The Israeli military has pushed back against accusations of war crimes, saying its strikes on Hamas targets followed international law and sought to minimize civilian casualties.

Israel’s attacks have killed at least 10,515 people and injured more than 26,000 others in Gaza since the war began, according to a Wednesday report by the Palestinian Ministry of Health in Ramallah, drawing from sources in the Hamas-controlled enclave.

Türk delivered his comments after visiting the Rafah crossing on the Gaza-Egypt border – the only border crossing not controlled by Israel.
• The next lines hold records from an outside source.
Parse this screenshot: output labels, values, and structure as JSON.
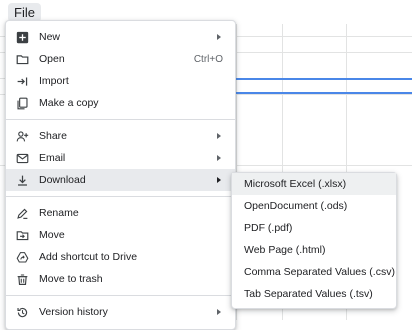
{
  "menubar": {
    "file_label": "File"
  },
  "file_menu": {
    "group1": [
      {
        "label": "New",
        "icon": "plus-box-icon",
        "submenu": true
      },
      {
        "label": "Open",
        "icon": "folder-icon",
        "shortcut": "Ctrl+O"
      },
      {
        "label": "Import",
        "icon": "import-arrow-icon"
      },
      {
        "label": "Make a copy",
        "icon": "copy-icon"
      }
    ],
    "group2": [
      {
        "label": "Share",
        "icon": "person-add-icon",
        "submenu": true
      },
      {
        "label": "Email",
        "icon": "envelope-icon",
        "submenu": true
      },
      {
        "label": "Download",
        "icon": "download-icon",
        "submenu": true
      }
    ],
    "group3": [
      {
        "label": "Rename",
        "icon": "pencil-icon"
      },
      {
        "label": "Move",
        "icon": "folder-move-icon"
      },
      {
        "label": "Add shortcut to Drive",
        "icon": "drive-shortcut-icon"
      },
      {
        "label": "Move to trash",
        "icon": "trash-icon"
      }
    ],
    "group4": [
      {
        "label": "Version history",
        "icon": "history-icon",
        "submenu": true
      }
    ]
  },
  "download_submenu": [
    "Microsoft Excel (.xlsx)",
    "OpenDocument (.ods)",
    "PDF (.pdf)",
    "Web Page (.html)",
    "Comma Separated Values (.csv)",
    "Tab Separated Values (.tsv)"
  ],
  "colors": {
    "active_bg": "#e8eaed",
    "selection_blue": "#4a87e8",
    "text": "#202124",
    "muted": "#5f6368"
  }
}
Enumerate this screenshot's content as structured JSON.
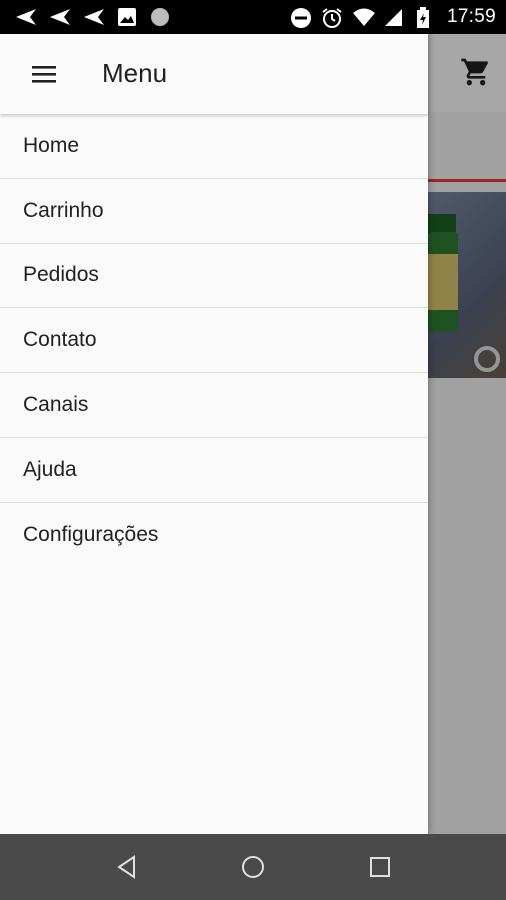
{
  "status_bar": {
    "time": "17:59",
    "left_icons": [
      "send-notification-icon",
      "send-notification-icon",
      "send-notification-icon",
      "image-icon",
      "circle-notification-icon"
    ],
    "right_icons": [
      "do-not-disturb-icon",
      "alarm-icon",
      "wifi-icon",
      "signal-icon",
      "battery-charging-icon"
    ]
  },
  "drawer": {
    "title": "Menu",
    "items": [
      {
        "label": "Home"
      },
      {
        "label": "Carrinho"
      },
      {
        "label": "Pedidos"
      },
      {
        "label": "Contato"
      },
      {
        "label": "Canais"
      },
      {
        "label": "Ajuda"
      },
      {
        "label": "Configurações"
      }
    ]
  },
  "colors": {
    "accent": "#e53935",
    "drawer_bg": "#fafafa",
    "nav_bar": "#4a4a4a"
  },
  "nav_bar": {
    "buttons": [
      "back-icon",
      "home-icon",
      "recents-icon"
    ]
  }
}
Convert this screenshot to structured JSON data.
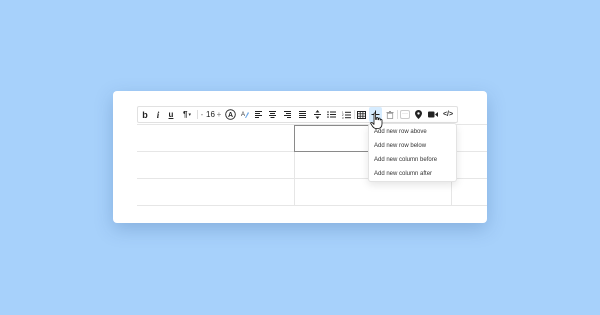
{
  "toolbar": {
    "bold": "b",
    "italic": "i",
    "underline": "u",
    "paragraph": "¶",
    "font_size": "16",
    "decrease": "-",
    "increase": "+",
    "code_label": "</>",
    "more": "···",
    "paragraph_caret": "▾"
  },
  "table_menu": {
    "items": [
      "Add new row above",
      "Add new row below",
      "Add new column before",
      "Add new column after"
    ]
  },
  "icons": {
    "cursor": "hand-pointer-icon"
  }
}
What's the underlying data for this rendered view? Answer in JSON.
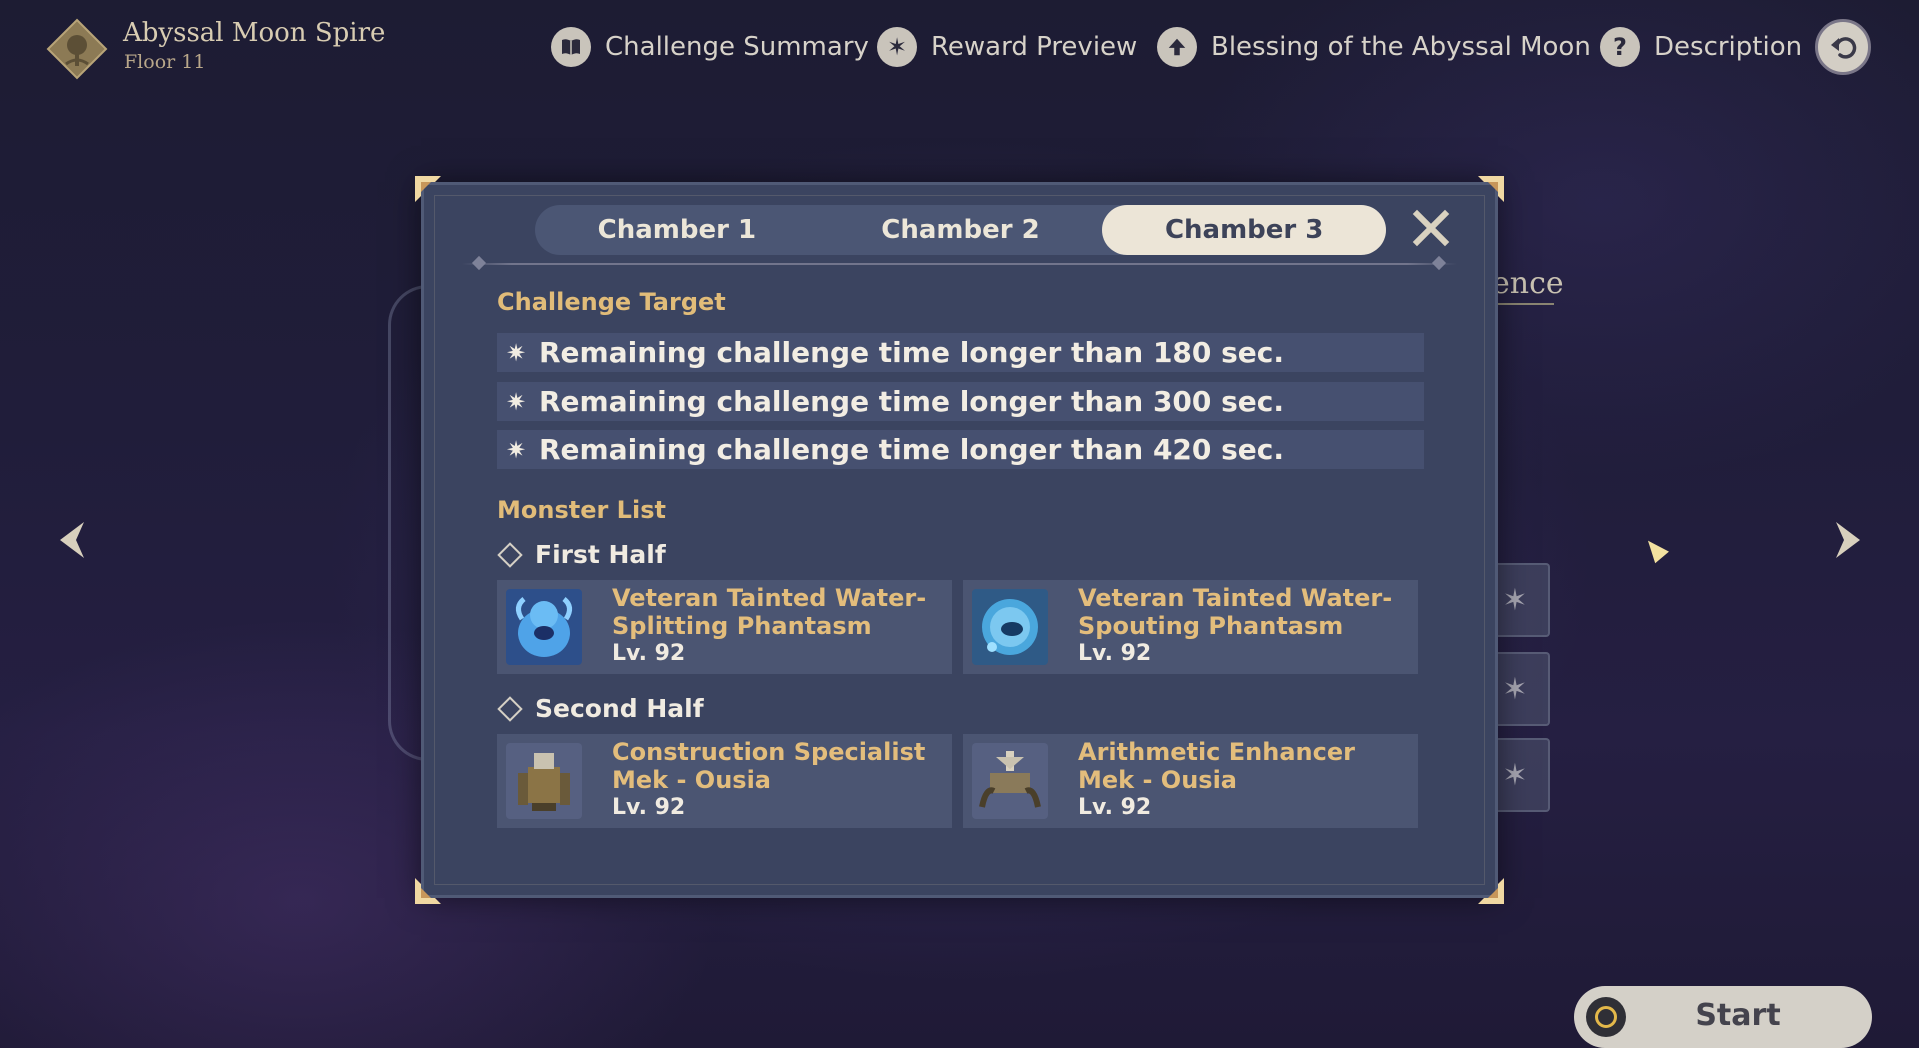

In recent weeks, it has been opened to allow the limited entry of aid, and the exit of foreign nationals and severely injured Palestinians from Gaza.

He said the Rafah crossing is a symbolic lifeline for the more than 2 million people in Gaza and called for more aid to be delivered, saying: “The lifeline has been unjustly, outrageously thin.”

“In Rafah I have witnessed the gates to a living nightmare,” he said in a statement. “A nightmare where people have been suffocating, under persistent bombardment, mourning their families, struggling for water, for food, for electricity and fuel.”

The main UN agency operating in Gaza said Thursday it was able to deliver medical supplies to Al-Shifa hospital, Gaza’s largest medical facility, “despite huge risks to our staff and health partners due to relentless bombardments.”

The UN Relief and Works Agency (UNRWA) described the conditions in the hospital as “disastrous,” saying there were almost two patients for every bed.

Hospital wards are overflowing, with patients being treated on the floor, and tens of thousands of displaced Gazans seeking shelter in the facility’s parking lots and yards, it said.

Aid organizations have also highlighted the dangers of delivering supplies within Gaza. The International Committee of the Red Cross (ICRC) on Tuesday said its convoy had come under fire but did not apportion blame. Two trucks were damaged in the attack and a driver sustained minor injuries, the ICRC said.

The Palestine Red Crescent Society (PRCS) later said Israel was responsible for firing on the convoy.